The findings of this study present some implications for practice. Firstly, the safety of HCAs interpreting blood glucose results and correctly acting upon them must be addressed. For 86.7% of HCAs questioned to believe that a glass of milk is an adequate treatment for hypoglycaemia is a concerning statistic. Shah (2009) reminds us that untreated hypoglycaemia can result in severe neurodevelopmental sequelae, brain damage and death, and therefore the immediate treatment of hypoglycaemia is critical. This is a safety issue that must be addressed in order to prevent potential harm to inpatients with diabetes. The majority of HCAs questioned were aware of the importance of the blood glucose monitor having a QC every 24 hours, demonstrating that the training they received around this aspect of diabetes care has been adequate.

It appears that additional training is needed for HCAs around diabetes in general. This need is reflected in the feedback given by the HCAs questioned; 100% expressed that they wanted additional training around diabetes, and only one person out of 30 questioned felt that they had received adequate training around blood glucose monitoring to begin with, but still expressed the need for further training. With a staff group such as this, who overtly need additional training in order to safely perform the ever-growing list of clinical tasks and responsibilities expected of them, along with an apparent desire for more training around diabetes, we intend to set up a structured education session to run alongside the current bi-annual training that HCAs receive. This structured education will aim to fill the gaps in knowledge around diabetes to ensure safe and knowledgeable practice is achieved by all HCAs. Wilkinson et al (2004) support the need for diabetes education programmes being delivered to staff in order to ensure patient safety; however Trepp et al (2010) argue that some hospitals may be unwilling to allocate funding to a preventative measure such as this, as much of the funding in diabetes is currently absorbed into treatment, as opposed to prevention.

Despite the data being consistent with previous findings from other published study papers, the study has some limitations that should be acknowledged.

The small sample size of 30 HCAs weakens the robustness of the results. As Button et al (2013) state, studies with a small sample size have low statistical power, and therefore a reduced chance of detecting a true effect.

The study being conducted in just one hospital trust reduces the generalisability of the findings, as this may be an issue specific to our Trust training for HCAs. This could be improved by expanding the study to other trusts to explore if this is an NHS-wide issue.

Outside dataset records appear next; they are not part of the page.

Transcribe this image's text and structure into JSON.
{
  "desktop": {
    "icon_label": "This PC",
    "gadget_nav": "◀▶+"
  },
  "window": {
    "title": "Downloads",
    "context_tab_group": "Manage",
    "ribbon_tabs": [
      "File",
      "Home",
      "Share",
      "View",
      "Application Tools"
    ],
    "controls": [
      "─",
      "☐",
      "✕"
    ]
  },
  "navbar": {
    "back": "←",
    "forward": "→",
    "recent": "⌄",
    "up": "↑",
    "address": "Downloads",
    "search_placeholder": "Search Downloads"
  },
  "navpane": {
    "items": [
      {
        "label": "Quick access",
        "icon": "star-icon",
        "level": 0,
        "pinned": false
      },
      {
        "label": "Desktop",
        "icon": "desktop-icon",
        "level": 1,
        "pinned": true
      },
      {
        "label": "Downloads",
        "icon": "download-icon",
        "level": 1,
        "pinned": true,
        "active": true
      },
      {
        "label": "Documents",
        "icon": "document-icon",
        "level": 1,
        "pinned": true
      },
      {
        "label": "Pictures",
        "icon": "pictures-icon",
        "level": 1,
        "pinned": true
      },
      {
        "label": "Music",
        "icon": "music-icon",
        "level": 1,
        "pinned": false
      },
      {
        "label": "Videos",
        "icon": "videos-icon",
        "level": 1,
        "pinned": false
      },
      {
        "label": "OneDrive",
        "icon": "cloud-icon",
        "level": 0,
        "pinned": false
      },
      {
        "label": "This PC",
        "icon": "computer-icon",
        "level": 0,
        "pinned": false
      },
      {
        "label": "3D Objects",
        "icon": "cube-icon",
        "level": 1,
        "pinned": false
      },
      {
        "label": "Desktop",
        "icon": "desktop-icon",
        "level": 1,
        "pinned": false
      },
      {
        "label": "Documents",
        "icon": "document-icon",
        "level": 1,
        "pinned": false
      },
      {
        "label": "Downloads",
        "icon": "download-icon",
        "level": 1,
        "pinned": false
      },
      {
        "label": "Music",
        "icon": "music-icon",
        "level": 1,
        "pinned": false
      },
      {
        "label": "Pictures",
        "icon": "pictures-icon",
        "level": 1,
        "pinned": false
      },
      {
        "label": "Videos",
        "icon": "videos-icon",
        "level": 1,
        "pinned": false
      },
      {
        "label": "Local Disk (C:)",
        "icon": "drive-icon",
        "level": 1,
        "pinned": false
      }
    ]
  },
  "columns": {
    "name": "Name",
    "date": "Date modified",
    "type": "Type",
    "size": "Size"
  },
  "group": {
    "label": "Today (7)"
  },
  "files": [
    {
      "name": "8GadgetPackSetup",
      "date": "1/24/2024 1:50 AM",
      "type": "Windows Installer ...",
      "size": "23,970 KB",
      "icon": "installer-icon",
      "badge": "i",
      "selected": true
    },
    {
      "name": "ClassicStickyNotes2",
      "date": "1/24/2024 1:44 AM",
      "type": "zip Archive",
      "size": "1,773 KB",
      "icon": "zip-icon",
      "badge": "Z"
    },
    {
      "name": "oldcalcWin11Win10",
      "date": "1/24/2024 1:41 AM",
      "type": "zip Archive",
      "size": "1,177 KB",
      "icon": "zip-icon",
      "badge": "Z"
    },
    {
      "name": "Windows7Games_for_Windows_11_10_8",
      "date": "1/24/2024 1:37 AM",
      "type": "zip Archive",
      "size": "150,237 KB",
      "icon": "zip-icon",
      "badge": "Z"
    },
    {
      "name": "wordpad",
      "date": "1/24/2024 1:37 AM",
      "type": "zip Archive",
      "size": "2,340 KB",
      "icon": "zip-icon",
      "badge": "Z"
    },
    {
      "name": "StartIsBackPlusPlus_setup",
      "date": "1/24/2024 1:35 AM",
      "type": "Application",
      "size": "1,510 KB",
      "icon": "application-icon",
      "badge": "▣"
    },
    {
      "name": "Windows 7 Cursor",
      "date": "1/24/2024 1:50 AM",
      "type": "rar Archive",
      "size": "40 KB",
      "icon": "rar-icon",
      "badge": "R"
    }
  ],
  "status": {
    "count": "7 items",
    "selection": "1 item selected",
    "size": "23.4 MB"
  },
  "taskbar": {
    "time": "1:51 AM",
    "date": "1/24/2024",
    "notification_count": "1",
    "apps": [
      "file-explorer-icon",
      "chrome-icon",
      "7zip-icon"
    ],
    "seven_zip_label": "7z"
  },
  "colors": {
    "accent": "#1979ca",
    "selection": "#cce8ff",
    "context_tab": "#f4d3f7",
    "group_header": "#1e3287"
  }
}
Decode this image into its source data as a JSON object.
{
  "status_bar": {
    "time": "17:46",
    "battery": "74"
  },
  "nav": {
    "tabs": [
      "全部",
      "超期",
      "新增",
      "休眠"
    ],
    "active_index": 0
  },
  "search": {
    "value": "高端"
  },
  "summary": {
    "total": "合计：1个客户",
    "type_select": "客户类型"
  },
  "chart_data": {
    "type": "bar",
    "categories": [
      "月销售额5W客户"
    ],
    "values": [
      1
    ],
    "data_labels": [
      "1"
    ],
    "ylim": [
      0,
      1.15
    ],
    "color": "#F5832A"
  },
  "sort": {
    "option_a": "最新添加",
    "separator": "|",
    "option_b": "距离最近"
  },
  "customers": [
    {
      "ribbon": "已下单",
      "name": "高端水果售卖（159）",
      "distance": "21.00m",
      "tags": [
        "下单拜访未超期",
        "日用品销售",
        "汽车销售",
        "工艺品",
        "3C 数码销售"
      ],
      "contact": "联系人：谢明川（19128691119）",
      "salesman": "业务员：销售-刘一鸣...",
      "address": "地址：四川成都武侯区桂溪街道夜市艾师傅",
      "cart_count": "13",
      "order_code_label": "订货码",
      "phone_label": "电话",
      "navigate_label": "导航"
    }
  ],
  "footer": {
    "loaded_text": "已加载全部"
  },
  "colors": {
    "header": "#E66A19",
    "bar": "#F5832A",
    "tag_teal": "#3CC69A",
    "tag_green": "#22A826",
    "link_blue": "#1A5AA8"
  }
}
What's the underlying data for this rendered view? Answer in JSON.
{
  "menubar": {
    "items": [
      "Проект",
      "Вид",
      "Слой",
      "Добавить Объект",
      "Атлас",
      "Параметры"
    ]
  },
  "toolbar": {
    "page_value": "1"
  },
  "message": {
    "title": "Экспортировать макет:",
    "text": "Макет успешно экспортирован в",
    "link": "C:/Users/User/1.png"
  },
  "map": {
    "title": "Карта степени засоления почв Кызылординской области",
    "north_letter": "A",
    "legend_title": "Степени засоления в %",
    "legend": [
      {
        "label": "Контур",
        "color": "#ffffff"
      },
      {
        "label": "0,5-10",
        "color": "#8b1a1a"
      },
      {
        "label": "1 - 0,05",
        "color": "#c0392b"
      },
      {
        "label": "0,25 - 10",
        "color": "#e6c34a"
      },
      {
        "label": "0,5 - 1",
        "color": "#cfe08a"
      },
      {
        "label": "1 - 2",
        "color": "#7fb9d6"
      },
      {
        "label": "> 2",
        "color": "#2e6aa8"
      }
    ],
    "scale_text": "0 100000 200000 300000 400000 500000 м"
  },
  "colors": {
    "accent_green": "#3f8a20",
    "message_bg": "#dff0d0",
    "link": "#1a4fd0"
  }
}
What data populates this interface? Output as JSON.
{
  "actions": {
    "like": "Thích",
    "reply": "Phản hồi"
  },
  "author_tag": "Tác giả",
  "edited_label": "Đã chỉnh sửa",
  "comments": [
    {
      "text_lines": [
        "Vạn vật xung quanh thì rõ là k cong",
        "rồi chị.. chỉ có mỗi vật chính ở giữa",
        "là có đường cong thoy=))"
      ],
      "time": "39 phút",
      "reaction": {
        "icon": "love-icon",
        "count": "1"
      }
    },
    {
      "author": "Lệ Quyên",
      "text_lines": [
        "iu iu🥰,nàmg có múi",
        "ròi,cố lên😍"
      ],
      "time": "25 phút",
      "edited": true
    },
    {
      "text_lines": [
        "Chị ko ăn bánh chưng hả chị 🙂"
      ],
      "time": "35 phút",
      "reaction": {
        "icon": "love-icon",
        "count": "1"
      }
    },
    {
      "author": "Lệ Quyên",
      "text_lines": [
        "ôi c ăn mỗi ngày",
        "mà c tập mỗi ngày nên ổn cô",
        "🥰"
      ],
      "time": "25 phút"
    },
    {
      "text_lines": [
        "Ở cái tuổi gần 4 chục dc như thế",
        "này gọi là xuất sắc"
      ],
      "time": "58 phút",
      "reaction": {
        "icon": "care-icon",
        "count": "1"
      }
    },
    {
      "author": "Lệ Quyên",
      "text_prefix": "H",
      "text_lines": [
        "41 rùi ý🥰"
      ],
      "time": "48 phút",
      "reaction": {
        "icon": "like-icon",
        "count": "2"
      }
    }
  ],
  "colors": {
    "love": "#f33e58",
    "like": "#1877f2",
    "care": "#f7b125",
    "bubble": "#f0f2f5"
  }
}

The study has no intervention arm, which would provide comparative results. This could be improved by expanding the study to include an intervention of an education programme for the HCAs and subsequent repetition of the questionnaire to test if an improvement has occurred.

The HCAs questioned worked in acute inpatient settings providing care for acutely unwell patients, of whom 12–25% (Hillson, 2015) will have diabetes. These HCAs did not have adequate knowledge to safely recognise abnormal blood glucose results, the symptoms of hypoglycaemia and how to act upon these situations safely, due to inadequate education at the point of blood glucose monitoring training. This lack of knowledge puts patients at risk of untreated hypoglycaemia or diabetic ketoacidosis, both of which can result in death. The findings of this study indicate that structured education should be an essential requirement for HCAs to learn not only how to monitor patient’s blood glucose levels, but how to safely interpret and act upon these levels.